Sentiment and a Quick Dow Theory Update
Sentiment alone is not a timing tool for the market. But, it is useful in telling us when too many people get on the same side of the boat, which in turn tells us that conditions have ripened for a turn. I have said many times of late that the recent sentiment environment reminded me of the 2006 and 2007 period. In the chart below I have included the S&P 500 and a sentiment indicator that is comprised of the Investor Intelligence Bulls divided by Bulls plus Bears. In other words, this shows us the percentage of Bulls to total Bulls and Bears. Now, note on the chart below that during the 2007 period when this reading rose above 72%, an intermediate-term top soon followed. Now note that since the March 2009 low, every time the percent of Bulls rose above the 72% level an intermediate-term top has been at hand. Again, sentiment readings are not timing tools, but this is telling us that conditions have been ripe for another intermediate-term top and based on the price action this past week, that top may very well be in place. I will have to look at other indicators after the weekly close in order to determine if an intermediate-term sell signal has indeed been triggered and I will report this in my subscriber updates. If it proves the market has in fact made an intermediate-term top, then the correction that follows should carry this sentiment indicator down toward the 50% mark. More importantly, once price moves into our timing band for the next intermediate-term cycle low, along with these lower sentiment readings we will be able to zero in on the next intermediate-term low and buying opportunity.

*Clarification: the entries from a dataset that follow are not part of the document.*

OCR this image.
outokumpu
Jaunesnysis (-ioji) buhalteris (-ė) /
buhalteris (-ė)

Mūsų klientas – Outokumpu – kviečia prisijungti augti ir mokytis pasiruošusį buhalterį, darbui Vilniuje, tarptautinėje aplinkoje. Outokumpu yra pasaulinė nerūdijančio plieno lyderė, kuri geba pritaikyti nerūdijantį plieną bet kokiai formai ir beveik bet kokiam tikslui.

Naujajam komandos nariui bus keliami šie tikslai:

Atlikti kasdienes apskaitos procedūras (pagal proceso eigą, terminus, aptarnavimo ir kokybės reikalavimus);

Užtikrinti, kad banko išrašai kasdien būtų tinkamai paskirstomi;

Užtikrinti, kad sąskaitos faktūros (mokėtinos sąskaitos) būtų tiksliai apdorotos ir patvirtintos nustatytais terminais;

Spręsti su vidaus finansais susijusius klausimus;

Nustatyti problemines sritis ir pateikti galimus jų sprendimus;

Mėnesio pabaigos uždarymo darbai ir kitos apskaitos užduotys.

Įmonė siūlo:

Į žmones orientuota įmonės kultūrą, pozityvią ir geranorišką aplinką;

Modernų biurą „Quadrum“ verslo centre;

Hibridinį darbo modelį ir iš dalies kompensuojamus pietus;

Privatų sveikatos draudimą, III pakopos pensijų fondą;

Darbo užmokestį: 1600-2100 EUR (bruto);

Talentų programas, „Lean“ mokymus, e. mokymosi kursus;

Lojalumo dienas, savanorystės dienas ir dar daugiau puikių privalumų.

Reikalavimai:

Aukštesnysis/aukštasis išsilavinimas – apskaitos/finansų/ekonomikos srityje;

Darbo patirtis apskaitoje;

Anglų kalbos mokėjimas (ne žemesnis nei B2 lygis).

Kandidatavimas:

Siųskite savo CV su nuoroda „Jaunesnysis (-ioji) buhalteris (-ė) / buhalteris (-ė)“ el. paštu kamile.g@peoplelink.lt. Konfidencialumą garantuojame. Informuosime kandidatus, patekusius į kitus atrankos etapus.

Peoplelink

In the next chart below I have included both the Dow Jones Industrials and the Transports. In light of the recent weakness, the Transports have shown more relative weakness than the Industrials. I have again received questions as to whether this relative weakness has any forecasting value from a Dow Theory perspective. The answer is no. When considering Dow theory it is the movement of both averages above or below previous secondary high points that is important. To consider only one average or to try to infer a meaning from the movement of only one average is not Dow theory.
If this correction should carry both averages below the January 28th lows, on a closing basis, then the next error I see coming from a Dow theory perspective will be that people will be mistakenly calling such price action a Dow theory "Sell Signal." Granted, any violation of the January lows should be followed by further weakness. But, any such weakness will be associated with a decline into the next Secondary Low Point and not a Dow theory "sell signal." So, I want to warn you ahead of time, do not listen to any such comments that you may see or hear in regard to any such weakness because it will not be correct in accordance with orthodox Dow theory.